3. Good temperature control
To ensure the perfect environment that everyone can feel comfortable in make sure that there is temperature control for the room available. Nothing worse than being in a room where the sun shines in in the afternoon and you feel like you are in an oven. Also make sure that the temperature control can be fine-tuned. Some venues either have hot or cold or have temperature control that is linked to the temperature control of the whole building.
4. Technology infrastructure
The venue provides a modern infrastructure with Beamer, Speakers, 2-3 Flip charts with ample paper, 2-3 Pin walls, Facilitators Materials like whiteboard markers in various colours, colourful cards for notepads, blue tack and or pins. That way it is one less thing to worry about.
5. Quiet surroundings
Ideal is if the venue has quiet surroundings and not too many other conferences happening at the same time. Noise or building works going on at the same time creates unnecessary distractions and you want your participants to be absolutely focused on the matter at hand. Quiet surroundings also have the benefit, that people can step out in nature during break times to reenergise. This is also key if you have a retreat over 2 or 3 days where participants stay overnight at the venue.

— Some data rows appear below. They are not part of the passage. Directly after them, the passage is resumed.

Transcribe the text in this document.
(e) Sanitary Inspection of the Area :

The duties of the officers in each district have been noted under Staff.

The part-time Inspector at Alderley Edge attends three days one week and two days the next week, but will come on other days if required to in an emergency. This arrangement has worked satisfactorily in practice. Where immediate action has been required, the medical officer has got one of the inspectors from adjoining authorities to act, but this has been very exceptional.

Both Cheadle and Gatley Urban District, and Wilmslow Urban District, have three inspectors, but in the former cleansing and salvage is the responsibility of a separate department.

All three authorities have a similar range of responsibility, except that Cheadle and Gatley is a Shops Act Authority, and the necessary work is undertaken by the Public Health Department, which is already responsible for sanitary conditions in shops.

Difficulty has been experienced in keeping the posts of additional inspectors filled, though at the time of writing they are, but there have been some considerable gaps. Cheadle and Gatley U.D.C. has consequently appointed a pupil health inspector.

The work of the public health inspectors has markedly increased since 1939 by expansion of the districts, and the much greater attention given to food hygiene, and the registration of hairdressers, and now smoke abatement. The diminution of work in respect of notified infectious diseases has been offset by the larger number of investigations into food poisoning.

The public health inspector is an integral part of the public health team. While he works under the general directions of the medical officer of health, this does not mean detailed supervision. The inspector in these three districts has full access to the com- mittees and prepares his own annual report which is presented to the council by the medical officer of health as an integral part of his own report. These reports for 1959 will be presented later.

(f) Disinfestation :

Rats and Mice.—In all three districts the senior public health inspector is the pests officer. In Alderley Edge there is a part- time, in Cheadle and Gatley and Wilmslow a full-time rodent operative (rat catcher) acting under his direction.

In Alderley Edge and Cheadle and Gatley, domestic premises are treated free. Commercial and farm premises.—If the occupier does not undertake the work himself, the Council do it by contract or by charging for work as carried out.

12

Preferably there is ample free parking for participants within easy reach so that participants can arrive without having to worry about finding parking or having to pay for it.
7. Healthy food
Ideally the venue can offer healthy food options and snacks that some people call performance food. This includes nuts and fruit rather than cake and other sweet treats. Sweet treats cause a sugar rush and then the energy drops and ideally the venue provides food and snacks that are easily digestible and keep your participants performing at the highest level during the whole day. A light 2 course lunch is best – save the 3 course meal with desert for a joint dinner. Participants also appreciate decent coffee so check if the venue just provides instant coffee in jugs or has a coffee machine that caters for the participants’ preferences.
8. Good service
The venue has to be well organised so they can address any technical issues quickly without much fuss. The restaurant also needs to be able to serve a 2 course lunch within 60 minutes. This is especially important when the group is larger than 20. If the kitchen takes too long then the agenda and the schedule of the rest of the day is impacted. The opportunity cost of a whole leadership team being off site is a big investment for any company and you want to make sure you can draw maximum value out of the time together. The venue can help by making everything around the event run smoothly.
9. Private dinner room
If you organize dinner for the group as well it is beneficial if the venue has the possibility of offering you a private room for a dinner. This creates a more familiar environment for informal discussions and the participants don’t have to worry about other people in the restaurant overhearing things they shouldn’t.
10. Activity option
Finally ask the venue what possibilities exist at or near the venue for an interesting joint activity for the team. So that the facilitator can potentially integrate one or several of these activities into the program, if it suits the context of the retreat.